The Bombed Out Theater …

Capital Kinh Do

Thanks Kathy for locating this picture.

Thank You, Frank for this information.

If you wish to thank or make comments about Donald Koelper, it is not to late. Go to the http://www.thewall-usa.com. Type in his name.
It looks like the other two that were killed were:
Peter Feierabend, U.S. Army and William Reid, U.S. Army.

————–

(Note: In researching this I found there are several accounts all giving different dates of the bombing. Some say April 16th, February 11th and February 18th. I think February 18th is the correct date, as it is the date reflected in the Navy Cross Citation.)

(Note Note: Mary Lou has posted an article which says it was Februrary 16th. See Commnets. )

(Note Note Note: Okay, I looked on a 1964 calendar. Sunday, which all accounts agree was the day of the bombing was on Feb. 16th. Hence the correct date would be Feb. 16, 1964)

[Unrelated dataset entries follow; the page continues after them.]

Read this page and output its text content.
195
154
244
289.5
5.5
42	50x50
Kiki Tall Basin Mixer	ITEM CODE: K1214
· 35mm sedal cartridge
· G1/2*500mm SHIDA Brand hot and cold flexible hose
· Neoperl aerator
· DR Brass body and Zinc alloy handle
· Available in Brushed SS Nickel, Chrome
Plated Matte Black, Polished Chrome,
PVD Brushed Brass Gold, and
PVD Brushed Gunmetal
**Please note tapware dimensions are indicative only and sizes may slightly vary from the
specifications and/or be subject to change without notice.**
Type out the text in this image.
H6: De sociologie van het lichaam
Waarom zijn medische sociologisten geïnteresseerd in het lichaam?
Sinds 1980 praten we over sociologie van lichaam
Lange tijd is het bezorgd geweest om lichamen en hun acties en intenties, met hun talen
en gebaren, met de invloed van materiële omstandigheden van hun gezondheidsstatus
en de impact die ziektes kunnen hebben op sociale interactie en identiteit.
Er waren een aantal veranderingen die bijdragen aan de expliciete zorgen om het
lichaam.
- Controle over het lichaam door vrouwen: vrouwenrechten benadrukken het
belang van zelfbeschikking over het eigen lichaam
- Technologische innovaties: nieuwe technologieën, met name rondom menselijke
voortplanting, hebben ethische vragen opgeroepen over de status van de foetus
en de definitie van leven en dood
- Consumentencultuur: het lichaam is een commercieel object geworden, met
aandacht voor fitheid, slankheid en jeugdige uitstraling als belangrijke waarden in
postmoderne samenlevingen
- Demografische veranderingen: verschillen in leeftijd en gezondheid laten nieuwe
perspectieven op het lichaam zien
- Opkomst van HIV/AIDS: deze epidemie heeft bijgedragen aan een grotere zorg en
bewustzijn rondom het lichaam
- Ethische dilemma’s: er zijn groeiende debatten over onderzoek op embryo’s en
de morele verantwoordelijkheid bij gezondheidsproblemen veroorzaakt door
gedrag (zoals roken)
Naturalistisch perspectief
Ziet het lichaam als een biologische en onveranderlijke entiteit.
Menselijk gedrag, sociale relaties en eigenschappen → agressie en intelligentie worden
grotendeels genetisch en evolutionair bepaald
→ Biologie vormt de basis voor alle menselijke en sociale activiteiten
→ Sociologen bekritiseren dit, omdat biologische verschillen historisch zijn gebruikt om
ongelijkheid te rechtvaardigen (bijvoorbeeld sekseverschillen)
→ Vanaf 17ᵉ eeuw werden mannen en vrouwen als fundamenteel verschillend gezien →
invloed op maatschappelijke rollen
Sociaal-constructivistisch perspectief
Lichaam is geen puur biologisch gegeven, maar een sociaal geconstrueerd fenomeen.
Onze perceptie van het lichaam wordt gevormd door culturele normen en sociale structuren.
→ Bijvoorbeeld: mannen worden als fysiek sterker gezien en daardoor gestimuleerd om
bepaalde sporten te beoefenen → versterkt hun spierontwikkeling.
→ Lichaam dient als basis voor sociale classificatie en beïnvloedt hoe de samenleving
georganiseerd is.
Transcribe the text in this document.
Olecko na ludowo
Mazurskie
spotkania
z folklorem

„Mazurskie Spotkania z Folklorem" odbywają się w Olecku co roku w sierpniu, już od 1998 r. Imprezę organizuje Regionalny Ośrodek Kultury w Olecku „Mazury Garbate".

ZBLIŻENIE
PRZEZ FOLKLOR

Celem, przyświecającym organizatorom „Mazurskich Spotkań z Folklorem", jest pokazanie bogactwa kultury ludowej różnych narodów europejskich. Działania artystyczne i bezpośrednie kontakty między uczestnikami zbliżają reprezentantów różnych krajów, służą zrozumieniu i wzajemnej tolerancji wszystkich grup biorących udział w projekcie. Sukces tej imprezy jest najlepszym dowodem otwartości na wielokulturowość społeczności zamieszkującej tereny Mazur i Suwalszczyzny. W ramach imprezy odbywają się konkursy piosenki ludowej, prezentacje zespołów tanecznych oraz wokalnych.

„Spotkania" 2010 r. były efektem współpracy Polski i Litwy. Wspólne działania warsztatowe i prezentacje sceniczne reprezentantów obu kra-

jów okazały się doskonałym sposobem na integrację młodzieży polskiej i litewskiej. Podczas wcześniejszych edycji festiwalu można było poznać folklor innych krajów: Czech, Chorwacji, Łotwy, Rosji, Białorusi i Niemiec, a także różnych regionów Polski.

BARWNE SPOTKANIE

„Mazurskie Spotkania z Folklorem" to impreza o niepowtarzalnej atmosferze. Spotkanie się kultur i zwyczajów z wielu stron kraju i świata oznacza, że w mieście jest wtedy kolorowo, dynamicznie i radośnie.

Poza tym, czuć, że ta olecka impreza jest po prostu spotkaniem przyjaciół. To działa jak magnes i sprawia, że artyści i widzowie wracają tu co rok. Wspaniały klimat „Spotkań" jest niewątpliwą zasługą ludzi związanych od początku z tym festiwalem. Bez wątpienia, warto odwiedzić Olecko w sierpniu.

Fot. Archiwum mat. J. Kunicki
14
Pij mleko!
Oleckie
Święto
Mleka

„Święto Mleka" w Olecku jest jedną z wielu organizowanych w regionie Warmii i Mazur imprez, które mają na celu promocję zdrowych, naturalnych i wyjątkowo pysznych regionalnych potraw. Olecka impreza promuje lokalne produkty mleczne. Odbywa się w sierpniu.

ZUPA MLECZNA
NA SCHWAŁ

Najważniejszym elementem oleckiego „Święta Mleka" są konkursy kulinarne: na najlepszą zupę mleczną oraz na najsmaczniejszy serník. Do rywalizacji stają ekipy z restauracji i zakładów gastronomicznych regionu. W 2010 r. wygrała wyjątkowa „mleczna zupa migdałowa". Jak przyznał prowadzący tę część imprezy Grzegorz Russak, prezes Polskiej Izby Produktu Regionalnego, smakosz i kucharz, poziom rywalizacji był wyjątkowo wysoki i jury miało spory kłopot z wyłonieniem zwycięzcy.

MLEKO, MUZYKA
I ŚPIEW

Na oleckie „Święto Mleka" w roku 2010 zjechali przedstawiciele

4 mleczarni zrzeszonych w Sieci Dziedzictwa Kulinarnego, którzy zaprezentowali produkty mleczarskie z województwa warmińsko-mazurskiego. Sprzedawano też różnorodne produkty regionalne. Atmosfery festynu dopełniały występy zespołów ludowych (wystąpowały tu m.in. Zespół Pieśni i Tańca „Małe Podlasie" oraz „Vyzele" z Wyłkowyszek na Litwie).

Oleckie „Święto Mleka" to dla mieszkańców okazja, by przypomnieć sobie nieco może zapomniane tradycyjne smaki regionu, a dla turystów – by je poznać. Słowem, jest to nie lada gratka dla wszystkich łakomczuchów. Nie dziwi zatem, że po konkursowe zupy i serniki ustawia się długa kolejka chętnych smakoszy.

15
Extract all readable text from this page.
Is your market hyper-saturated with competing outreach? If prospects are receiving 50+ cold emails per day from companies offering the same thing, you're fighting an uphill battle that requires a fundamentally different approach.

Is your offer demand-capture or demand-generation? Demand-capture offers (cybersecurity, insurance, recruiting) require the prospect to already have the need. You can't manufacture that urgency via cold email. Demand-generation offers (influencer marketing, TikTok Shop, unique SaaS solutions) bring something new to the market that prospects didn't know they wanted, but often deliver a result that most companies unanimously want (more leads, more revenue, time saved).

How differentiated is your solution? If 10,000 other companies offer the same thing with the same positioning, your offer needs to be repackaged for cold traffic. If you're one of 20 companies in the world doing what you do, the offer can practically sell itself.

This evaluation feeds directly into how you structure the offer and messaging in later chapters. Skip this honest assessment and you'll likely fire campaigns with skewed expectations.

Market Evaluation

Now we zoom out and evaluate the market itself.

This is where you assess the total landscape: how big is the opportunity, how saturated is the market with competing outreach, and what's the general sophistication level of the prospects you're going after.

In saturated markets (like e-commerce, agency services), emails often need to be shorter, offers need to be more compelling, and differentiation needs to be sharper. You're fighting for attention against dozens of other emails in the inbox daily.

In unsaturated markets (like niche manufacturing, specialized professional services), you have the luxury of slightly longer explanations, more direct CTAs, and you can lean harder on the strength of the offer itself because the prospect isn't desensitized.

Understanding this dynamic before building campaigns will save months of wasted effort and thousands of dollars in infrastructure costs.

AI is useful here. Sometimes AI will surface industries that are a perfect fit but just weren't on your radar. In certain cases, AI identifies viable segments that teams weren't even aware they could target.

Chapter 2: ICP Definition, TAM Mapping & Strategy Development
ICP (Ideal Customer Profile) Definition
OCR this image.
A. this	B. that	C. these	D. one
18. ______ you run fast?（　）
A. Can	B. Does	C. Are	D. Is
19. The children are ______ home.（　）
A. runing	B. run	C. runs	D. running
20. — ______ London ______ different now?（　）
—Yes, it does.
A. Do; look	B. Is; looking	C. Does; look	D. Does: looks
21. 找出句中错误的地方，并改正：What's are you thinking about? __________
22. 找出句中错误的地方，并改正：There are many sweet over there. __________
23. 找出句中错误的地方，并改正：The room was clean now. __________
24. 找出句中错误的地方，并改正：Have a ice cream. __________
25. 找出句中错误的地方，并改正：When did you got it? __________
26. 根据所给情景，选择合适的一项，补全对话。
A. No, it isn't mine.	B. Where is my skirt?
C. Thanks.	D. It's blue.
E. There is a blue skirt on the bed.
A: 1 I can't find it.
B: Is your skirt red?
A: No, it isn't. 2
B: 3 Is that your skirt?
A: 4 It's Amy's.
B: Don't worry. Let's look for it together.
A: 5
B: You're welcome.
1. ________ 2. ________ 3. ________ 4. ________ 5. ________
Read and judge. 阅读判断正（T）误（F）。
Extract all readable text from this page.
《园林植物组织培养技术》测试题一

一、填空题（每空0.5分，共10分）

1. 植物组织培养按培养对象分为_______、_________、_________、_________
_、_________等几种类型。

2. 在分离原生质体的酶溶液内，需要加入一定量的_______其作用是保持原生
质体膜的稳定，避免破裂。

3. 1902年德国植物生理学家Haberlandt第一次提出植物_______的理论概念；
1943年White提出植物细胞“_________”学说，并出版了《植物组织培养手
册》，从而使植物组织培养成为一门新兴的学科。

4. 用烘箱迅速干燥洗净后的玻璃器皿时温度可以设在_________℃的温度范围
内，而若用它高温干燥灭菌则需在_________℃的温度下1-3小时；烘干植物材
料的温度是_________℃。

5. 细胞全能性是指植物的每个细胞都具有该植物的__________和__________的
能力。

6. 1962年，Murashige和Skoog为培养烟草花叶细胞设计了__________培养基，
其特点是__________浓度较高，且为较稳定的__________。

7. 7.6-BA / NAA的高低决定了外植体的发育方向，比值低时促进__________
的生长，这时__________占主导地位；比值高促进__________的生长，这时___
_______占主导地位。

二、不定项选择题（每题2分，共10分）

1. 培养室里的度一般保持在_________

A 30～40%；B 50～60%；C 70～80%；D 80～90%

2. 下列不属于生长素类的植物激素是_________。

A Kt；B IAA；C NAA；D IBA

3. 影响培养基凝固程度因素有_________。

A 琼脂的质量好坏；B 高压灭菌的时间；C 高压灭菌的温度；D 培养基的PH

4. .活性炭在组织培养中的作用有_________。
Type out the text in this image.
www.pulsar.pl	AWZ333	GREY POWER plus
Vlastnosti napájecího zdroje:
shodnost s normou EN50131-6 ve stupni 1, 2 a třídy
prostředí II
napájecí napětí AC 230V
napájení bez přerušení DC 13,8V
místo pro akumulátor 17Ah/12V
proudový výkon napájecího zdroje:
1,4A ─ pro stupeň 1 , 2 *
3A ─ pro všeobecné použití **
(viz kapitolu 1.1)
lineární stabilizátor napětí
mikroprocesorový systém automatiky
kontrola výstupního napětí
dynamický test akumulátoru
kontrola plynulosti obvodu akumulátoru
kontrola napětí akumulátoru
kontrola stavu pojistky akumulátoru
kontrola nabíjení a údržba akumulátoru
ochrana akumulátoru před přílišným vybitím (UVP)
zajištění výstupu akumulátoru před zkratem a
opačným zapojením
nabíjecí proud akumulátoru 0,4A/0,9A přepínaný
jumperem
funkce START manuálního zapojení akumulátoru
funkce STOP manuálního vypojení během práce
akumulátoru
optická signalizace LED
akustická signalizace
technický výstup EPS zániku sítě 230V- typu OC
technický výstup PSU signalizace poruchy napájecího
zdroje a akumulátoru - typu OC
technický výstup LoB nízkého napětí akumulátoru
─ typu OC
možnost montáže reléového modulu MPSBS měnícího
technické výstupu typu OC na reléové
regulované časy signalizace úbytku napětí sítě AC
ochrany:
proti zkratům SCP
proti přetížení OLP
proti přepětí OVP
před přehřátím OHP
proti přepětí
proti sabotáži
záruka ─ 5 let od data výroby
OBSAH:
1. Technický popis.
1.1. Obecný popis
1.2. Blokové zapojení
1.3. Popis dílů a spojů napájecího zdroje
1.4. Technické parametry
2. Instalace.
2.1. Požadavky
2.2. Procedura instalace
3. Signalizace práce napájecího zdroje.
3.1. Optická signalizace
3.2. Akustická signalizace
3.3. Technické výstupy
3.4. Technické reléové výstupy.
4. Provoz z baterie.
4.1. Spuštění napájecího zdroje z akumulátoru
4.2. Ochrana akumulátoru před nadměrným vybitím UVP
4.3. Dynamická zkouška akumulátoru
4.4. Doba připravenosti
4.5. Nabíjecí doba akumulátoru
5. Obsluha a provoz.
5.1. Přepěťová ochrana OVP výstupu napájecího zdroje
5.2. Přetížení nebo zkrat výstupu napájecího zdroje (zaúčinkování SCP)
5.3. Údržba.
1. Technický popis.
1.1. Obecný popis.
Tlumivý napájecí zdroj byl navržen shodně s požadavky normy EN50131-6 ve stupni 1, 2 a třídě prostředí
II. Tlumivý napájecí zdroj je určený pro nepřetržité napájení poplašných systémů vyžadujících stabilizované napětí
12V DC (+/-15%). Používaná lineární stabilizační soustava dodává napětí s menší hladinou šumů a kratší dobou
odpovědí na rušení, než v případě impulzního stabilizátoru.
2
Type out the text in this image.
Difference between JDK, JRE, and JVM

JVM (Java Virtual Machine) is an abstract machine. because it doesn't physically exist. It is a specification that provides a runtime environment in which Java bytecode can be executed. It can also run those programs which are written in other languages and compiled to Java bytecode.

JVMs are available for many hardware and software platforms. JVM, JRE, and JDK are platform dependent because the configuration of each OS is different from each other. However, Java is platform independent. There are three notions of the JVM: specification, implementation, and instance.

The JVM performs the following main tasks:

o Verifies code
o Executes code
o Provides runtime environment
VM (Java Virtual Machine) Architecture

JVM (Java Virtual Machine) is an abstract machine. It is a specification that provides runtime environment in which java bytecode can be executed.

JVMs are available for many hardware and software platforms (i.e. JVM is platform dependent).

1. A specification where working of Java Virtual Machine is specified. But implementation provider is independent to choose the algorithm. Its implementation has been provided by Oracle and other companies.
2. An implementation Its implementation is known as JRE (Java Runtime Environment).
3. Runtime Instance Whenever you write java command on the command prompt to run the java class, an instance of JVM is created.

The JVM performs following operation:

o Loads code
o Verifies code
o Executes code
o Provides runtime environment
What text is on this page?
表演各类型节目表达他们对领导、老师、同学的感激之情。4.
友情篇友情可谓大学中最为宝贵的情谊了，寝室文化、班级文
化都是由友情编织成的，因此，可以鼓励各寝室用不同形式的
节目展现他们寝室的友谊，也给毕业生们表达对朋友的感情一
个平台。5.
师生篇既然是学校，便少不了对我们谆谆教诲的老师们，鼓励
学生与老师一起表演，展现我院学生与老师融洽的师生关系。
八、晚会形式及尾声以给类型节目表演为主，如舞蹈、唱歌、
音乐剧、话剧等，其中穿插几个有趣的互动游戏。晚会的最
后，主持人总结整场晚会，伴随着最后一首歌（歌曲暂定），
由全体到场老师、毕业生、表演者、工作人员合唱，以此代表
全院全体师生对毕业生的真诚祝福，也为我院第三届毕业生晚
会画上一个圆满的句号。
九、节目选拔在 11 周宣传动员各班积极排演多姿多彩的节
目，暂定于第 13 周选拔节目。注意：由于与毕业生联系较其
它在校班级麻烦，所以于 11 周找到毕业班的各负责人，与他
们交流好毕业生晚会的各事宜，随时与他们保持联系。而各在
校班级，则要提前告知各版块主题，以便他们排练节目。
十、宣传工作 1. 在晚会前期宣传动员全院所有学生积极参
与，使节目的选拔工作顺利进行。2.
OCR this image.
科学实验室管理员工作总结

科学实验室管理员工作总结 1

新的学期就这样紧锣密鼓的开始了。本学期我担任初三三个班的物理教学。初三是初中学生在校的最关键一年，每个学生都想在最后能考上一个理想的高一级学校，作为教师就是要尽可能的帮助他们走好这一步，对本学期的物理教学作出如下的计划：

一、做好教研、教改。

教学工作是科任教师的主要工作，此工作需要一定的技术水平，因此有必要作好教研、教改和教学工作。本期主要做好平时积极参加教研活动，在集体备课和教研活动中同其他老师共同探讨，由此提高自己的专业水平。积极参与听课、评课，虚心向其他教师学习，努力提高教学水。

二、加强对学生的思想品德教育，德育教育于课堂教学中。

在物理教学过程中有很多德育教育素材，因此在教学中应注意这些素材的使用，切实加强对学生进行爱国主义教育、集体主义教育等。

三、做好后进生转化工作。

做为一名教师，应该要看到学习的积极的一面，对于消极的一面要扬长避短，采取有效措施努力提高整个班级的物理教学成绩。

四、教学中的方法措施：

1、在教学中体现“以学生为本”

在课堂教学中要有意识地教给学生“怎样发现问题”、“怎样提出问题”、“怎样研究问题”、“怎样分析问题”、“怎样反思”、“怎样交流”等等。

Thank you Mary Lou for the following post.

Bob

—————

From Mary Lou …

Hi Everyone,

I’m sorry to be such a stickler for detail (it’s the history teacher in me), but the bombing occurred on February 16th, not 18th. Since retelling of the Kinh Do has created so much interest, I am quoting verbatim Neil Sheehan’s UPI article that ran on February 17th, 1964:

“I felt like Alice in Wonderland tumbling down that hole,” said 15-year-old Barbara Bready, describing her feelings at the moment when a Communist bomb shattered an American community theater here Sunday.
Barbara, her red hair swathed in a large white bandage covering the cut she received from a piece of falling debris, was calm and cheerful as she told her story in the living room of her family’s Saigon home today.
“I went to the movie alone, but I met my girl friend, Mary Lou Poudre, there. We were sitting in the back about four rows from the door on the right hand side.It was real near the end of the movie when I heard this sound like a wooden box dropping against concrete. It sounded like it came from the candy counter out back. I had this strange feeling that something’s going to happen,” Barbara said.
“So women started stumbling around screaming and yelling. People started to push their way out of the rows, toward the doors, trampling over each other and falling down. i sort of got up and moved and then sat down again. Then i heard someone yell ‘Sit down!’ ‘Sit down!’. Mary Lou tugged at my skirt, and I threw myself to the floor and covered my head with my hands. I was all doubled up. The next thing I knew debris was flying all over. There was nobody else around. I felt like Alice in Wonderland tumbling down that hole. Then I heard the explosion. It was real, real loud and it was sharp and it was quick. When I got out on the street, I noticed blood tumbling down my blouse. But I didn’t feel a thing. Mary Lou and I walked to the bowling alley (U.S. Armed Forces bowling alley) about a block away. We went there because we thought they could help us and I could get my head bandaged. When we got there, a lot of soldiers rushed up to me and told me to sit down. One guy had a wet towel and he put it on my head. But a lady said don’t do that, and then another man put a bandage on my head from a first aid kit. A soldier gave me a shirt to put on because my blouse was too bloody. I went up to the lady’s room upstairs and changed.”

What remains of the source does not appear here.